Japan Swings to Record Current Account Deficit

TOKYO Japan’s current account balance swung to its largest deficit on record in January, with the income surplus tumbling about a third from a year earlier, adding to pressure on an already falling yen.

The first deficit in 13 years came as the global financial crisis dried up demand for Japanese exports, which combined with a strong yen at the time to shrink profits from overseas investments, including subsidiaries of major manufacturers.

Gloom over the global economy hurt Tokyo stock market, with the Nikkei average hitting a 26-year closing low.

“Supply-demand dynamics have changed, and the current account balance indicates further yen weakness,” said Kimihiko Tomita, head of foreign exchange at State Street Bank & Trust Co.

“This is big news, because we aren’t used to trading the yen in an environment of current account deficits.”

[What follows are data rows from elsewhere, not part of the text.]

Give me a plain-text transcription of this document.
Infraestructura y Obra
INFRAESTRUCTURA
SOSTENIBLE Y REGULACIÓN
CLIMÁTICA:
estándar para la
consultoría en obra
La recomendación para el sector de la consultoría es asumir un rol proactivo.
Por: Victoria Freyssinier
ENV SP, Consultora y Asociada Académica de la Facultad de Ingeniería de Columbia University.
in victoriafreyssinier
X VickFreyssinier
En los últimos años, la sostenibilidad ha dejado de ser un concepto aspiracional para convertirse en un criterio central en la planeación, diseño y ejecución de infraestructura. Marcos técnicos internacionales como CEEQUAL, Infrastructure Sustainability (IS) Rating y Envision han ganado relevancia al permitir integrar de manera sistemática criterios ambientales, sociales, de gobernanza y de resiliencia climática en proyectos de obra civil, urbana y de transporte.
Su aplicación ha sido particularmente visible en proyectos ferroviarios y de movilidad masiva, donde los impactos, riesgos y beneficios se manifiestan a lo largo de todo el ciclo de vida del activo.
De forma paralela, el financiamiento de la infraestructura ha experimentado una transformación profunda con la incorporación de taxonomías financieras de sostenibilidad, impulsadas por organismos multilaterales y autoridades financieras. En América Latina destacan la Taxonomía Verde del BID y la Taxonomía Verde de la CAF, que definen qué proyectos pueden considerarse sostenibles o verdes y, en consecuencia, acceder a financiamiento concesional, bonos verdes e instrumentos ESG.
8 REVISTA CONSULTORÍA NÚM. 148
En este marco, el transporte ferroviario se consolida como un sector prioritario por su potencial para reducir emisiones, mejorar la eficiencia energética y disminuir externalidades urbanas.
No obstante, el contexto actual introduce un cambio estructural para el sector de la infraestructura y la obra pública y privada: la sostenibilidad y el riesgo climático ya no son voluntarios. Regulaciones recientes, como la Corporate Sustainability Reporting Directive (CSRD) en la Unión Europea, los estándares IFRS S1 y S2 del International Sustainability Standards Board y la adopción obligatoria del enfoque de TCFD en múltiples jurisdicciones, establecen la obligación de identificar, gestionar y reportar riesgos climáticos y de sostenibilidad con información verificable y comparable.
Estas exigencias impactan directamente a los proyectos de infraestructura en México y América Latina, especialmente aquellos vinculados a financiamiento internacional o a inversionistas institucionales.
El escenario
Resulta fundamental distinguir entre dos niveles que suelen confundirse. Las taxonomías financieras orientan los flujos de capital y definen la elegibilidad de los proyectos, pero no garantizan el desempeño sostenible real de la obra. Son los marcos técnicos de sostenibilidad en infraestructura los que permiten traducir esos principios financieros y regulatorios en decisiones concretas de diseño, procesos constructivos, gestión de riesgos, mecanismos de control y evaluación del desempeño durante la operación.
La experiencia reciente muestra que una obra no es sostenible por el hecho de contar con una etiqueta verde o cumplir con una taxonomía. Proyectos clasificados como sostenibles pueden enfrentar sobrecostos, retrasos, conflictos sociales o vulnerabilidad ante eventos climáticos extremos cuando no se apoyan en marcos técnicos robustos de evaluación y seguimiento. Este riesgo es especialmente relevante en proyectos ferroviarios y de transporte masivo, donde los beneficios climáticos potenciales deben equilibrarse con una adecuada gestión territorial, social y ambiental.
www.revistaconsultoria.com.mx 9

The yen has slipped 11 per cent since a 13-year peak against the dollar in January as Japan’s economy grapples with diving exports and its worst recession of the postwar era. The current account news helped the dollar rise half a yen to 98.39 yen. In a sign of deepening pain from the global credit crisis, corporate bankruptcies rose in February, with the type of firms going under broadening to the financial, wholesale and service sectors, a survey showed.Worries about the fate of General Motors and waning hopes for further stimulus from China pushed the Nikkei average down 1.2 per cent on Monday to a 26-year closing low. 

The contraction in Japan’s main export markets is pushing corporate giants such as Toyota Motor and Sony into the red, prompting job and production cuts and setting the economy on course for its longest slump in modern times.

“We expect a further deterioration in the current account balance,” said Akira Maekawa, a senior economist at UBS. 

“We’ve seen the declines in exports, and now we see the income balance declining because the global financial crisis is cutting earnings on overseas investments. This is a bad development for an export-oriented economy.”